During the hibernation period, beacon radio tones are sent
periodically from the spacecraft to the Earth that allow flight
controllers to verify the basic health and safety of the
spacecraft. Additionally, monthly telemetry passes are scheduled to
collect engineering trend data. 

Although the spacecraft is kept in hibernation to reduce component use
prior to the Pluto-system encounter, it is also important to verify
periodically the performance of the spacecraft subsystems and
instruments, and to keep the mission operations team well trained and
prepared for the Pluto encounter activities. Therefore, the spacecraft
will be brought out of hibernation each year for roughly 60 days,
called "annual checkouts" (ACOs), during which time the performance of
the spacecraft subsystems and instruments can be verified. Generally,
the ACO instrument activities are comprised of a subset of the
commissioning activities that focus on the instrument's performance
(e.g., stellar calibration observations). ACOs are also the
opportunity for annual cruise science observations to be collected,
such as interplanetary charged particle measurements, studies of the
hydrogen distribution in the interplanetary medium, and extensive
phase curve studies of Pluto, Charon, Uranus, Neptune, Centaurs, and
KBOs, none of which can be obtained from spacecraft near Earth. 

In addition, two full rehearsals of the Pluto encounter will be
conducted, during the summers of 2012 and 2014, respectively, that
will serve both to verify that the Pluto encounter sequence will work
and to provide essential training for the mission operations team in
preparation for the actual encounter. 

6. Current Status of the Science Payload

All seven of the instruments comprising the New Horizons science
payload have essentially completed their in-flight commissioning
activities, with only a few tests remaining to be executed. In all
cases, the in-flight performance verifies that the science payload can
meet its measurement objectives, thereby accomplishing all of the
scientific objectives of the New Horizons mission. 
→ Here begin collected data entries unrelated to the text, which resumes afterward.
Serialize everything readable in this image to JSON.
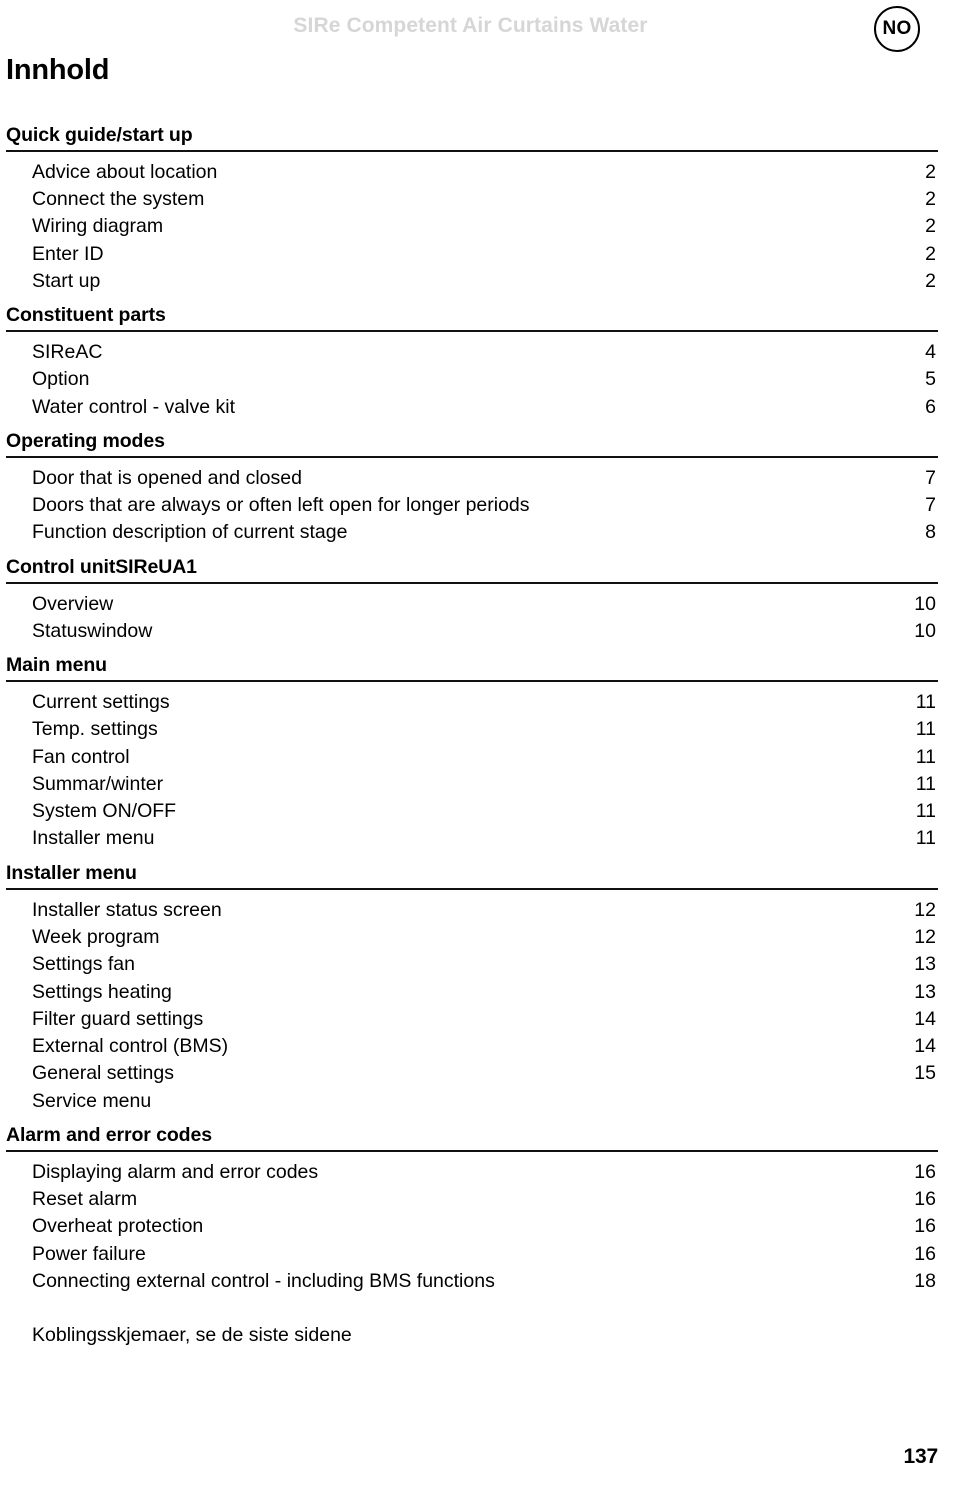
{
  "header": {
    "doc_title": "SIRe Competent Air Curtains Water",
    "language_badge": "NO"
  },
  "page_heading": "Innhold",
  "toc": {
    "sections": [
      {
        "title": "Quick guide/start up",
        "entries": [
          {
            "label": "Advice about location",
            "page": "2"
          },
          {
            "label": "Connect the system",
            "page": "2"
          },
          {
            "label": "Wiring diagram",
            "page": "2"
          },
          {
            "label": "Enter ID",
            "page": "2"
          },
          {
            "label": "Start up",
            "page": "2"
          }
        ]
      },
      {
        "title": "Constituent parts",
        "entries": [
          {
            "label": "SIReAC",
            "page": "4"
          },
          {
            "label": "Option",
            "page": "5"
          },
          {
            "label": "Water control - valve kit",
            "page": "6"
          }
        ]
      },
      {
        "title": "Operating modes",
        "entries": [
          {
            "label": "Door that is opened and closed",
            "page": "7"
          },
          {
            "label": "Doors that are always or often left open for longer periods",
            "page": "7"
          },
          {
            "label": "Function description of current stage",
            "page": "8"
          }
        ]
      },
      {
        "title": "Control unitSIReUA1",
        "entries": [
          {
            "label": "Overview",
            "page": "10"
          },
          {
            "label": "Statuswindow",
            "page": "10"
          }
        ]
      },
      {
        "title": "Main menu",
        "entries": [
          {
            "label": "Current settings",
            "page": "11"
          },
          {
            "label": "Temp. settings",
            "page": "11"
          },
          {
            "label": "Fan control",
            "page": "11"
          },
          {
            "label": "Summar/winter",
            "page": "11"
          },
          {
            "label": "System ON/OFF",
            "page": "11"
          },
          {
            "label": "Installer menu",
            "page": "11"
          }
        ]
      },
      {
        "title": "Installer menu",
        "entries": [
          {
            "label": "Installer status screen",
            "page": "12"
          },
          {
            "label": "Week program",
            "page": "12"
          },
          {
            "label": "Settings fan",
            "page": "13"
          },
          {
            "label": "Settings heating",
            "page": "13"
          },
          {
            "label": "Filter guard settings",
            "page": "14"
          },
          {
            "label": "External control (BMS)",
            "page": "14"
          },
          {
            "label": "General settings",
            "page": "15"
          },
          {
            "label": "Service menu",
            "page": ""
          }
        ]
      },
      {
        "title": "Alarm and error codes",
        "entries": [
          {
            "label": "Displaying alarm and error codes",
            "page": "16"
          },
          {
            "label": "Reset alarm",
            "page": "16"
          },
          {
            "label": "Overheat protection",
            "page": "16"
          },
          {
            "label": "Power failure",
            "page": "16"
          },
          {
            "label": "Connecting external control - including BMS functions",
            "page": "18"
          }
        ]
      }
    ],
    "closing_note": "Koblingsskjemaer, se de siste sidene"
  },
  "footer": {
    "page_number": "137"
  }
}
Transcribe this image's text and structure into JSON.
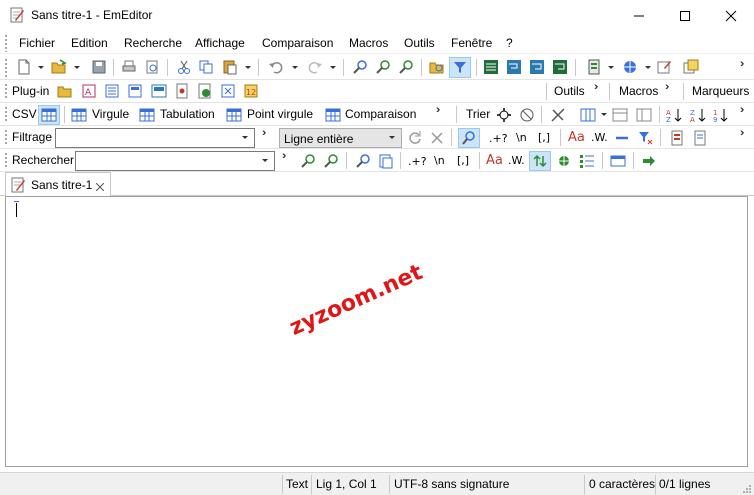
{
  "window": {
    "title": "Sans titre-1 - EmEditor"
  },
  "menu": [
    "Fichier",
    "Edition",
    "Recherche",
    "Affichage",
    "Comparaison",
    "Macros",
    "Outils",
    "Fenêtre",
    "?"
  ],
  "plugin_bar": {
    "label": "Plug-in",
    "outils": "Outils",
    "macros": "Macros",
    "marqueurs": "Marqueurs"
  },
  "csv_bar": {
    "label": "CSV",
    "virgule": "Virgule",
    "tabulation": "Tabulation",
    "point_virgule": "Point virgule",
    "comparaison": "Comparaison",
    "trier": "Trier"
  },
  "filter_bar": {
    "label": "Filtrage",
    "mode": "Ligne entière",
    "regex": ".+?",
    "newline": "\\n",
    "brackets": "[,]",
    "case": "Aa",
    "word": ".W."
  },
  "search_bar": {
    "label": "Rechercher",
    "regex": ".+?",
    "newline": "\\n",
    "brackets": "[,]",
    "case": "Aa",
    "word": ".W."
  },
  "tabs": [
    {
      "label": "Sans titre-1"
    }
  ],
  "watermark": "zyzoom.net",
  "status": {
    "type": "Text",
    "position": "Lig 1, Col 1",
    "encoding": "UTF-8 sans signature",
    "chars": "0 caractères",
    "lines": "0/1 lignes"
  }
}
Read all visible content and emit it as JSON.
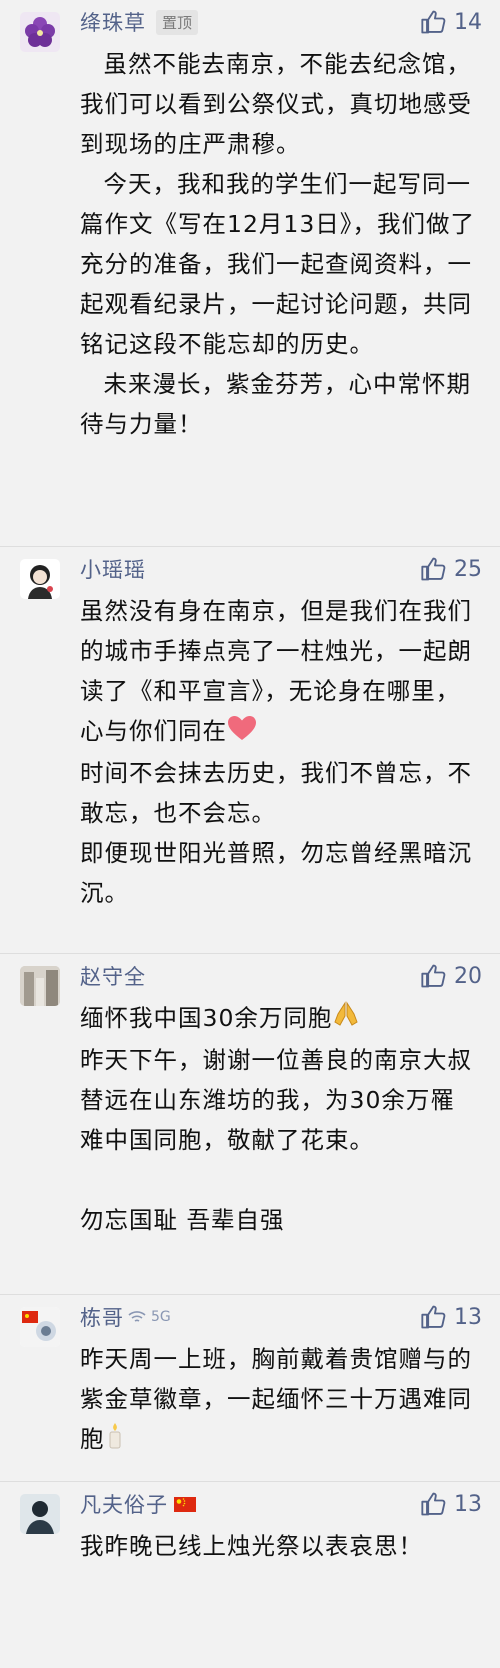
{
  "comments": [
    {
      "name": "绛珠草",
      "pin_label": "置顶",
      "likes": "14",
      "paragraphs": [
        "虽然不能去南京，不能去纪念馆，我们可以看到公祭仪式，真切地感受到现场的庄严肃穆。",
        "今天，我和我的学生们一起写同一篇作文《写在12月13日》，我们做了充分的准备，我们一起查阅资料，一起观看纪录片，一起讨论问题，共同铭记这段不能忘却的历史。",
        "未来漫长，紫金芬芳，心中常怀期待与力量！"
      ]
    },
    {
      "name": "小瑶瑶",
      "likes": "25",
      "paragraphs": [
        "虽然没有身在南京，但是我们在我们的城市手捧点亮了一柱烛光，一起朗读了《和平宣言》，无论身在哪里，心与你们同在",
        "时间不会抹去历史，我们不曾忘，不敢忘，也不会忘。",
        "即便现世阳光普照，勿忘曾经黑暗沉沉。"
      ],
      "emoji": "heart"
    },
    {
      "name": "赵守全",
      "likes": "20",
      "paragraphs": [
        "缅怀我中国30余万同胞",
        "昨天下午，谢谢一位善良的南京大叔",
        "替远在山东潍坊的我，为30余万罹难中国同胞，敬献了花束。",
        "",
        "勿忘国耻 吾辈自强"
      ],
      "emoji": "pray"
    },
    {
      "name": "栋哥",
      "network": "5G",
      "likes": "13",
      "paragraphs": [
        "昨天周一上班，胸前戴着贵馆赠与的紫金草徽章，一起缅怀三十万遇难同胞"
      ],
      "emoji": "candle"
    },
    {
      "name": "凡夫俗子",
      "likes": "13",
      "paragraphs": [
        "我昨晚已线上烛光祭以表哀思！"
      ]
    }
  ]
}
The Ralph instrument was used to observe asteroid 2002 JF56 during a
serendipitous flyby at a closest approach distance of 100,000 km on
2006 June 13 (Olkin et al. 2006), which verified the spacecraf's
ability to track reliably a fast-moving target. The SWAP, PEPSSI, and
VB-SDC instruments also began taking scientific data, in addition to
commissioning data, during 2006. 

All of the instruments will participate in the upcoming encounter with
Jupiter (with closest approach on 2007 February 28), which will be
considerably more ambitious than any of the activities executed to
date. In fact, the Jupiter encounter will likely have approximately
double the number of observations, and double the data volume,
compared to what is currently planned for the Pluto encounter in
2015. Most importantly, however, the Jupiter encounter provides an
invaluable and unique opportunity to test the mission's
capabilities. Even if some of the observations taken in the Jovian
system fail, the lessons learned from that encounter will undoubtedly
improve the prospects for a successful Pluto system encounter in 2015,
which is the most important activity of the New Horizons mission.


Acknowledgments

We thank all of the New Horizons Instrument Teams for their
extraordinary efforts in designing, developing, testing, and
delivering a highly capable science payload that promises to
revolutionize our understanding of the Pluto system and the Kuiper
belt. We also thank the numerous contractors who partnered with the
Instrument Teams for their outstanding work and dedication. Partial
financial support for this work was provided by NASA contract
NAS5-97271 to the Johns Hopkins University Applied Physics Laboratory.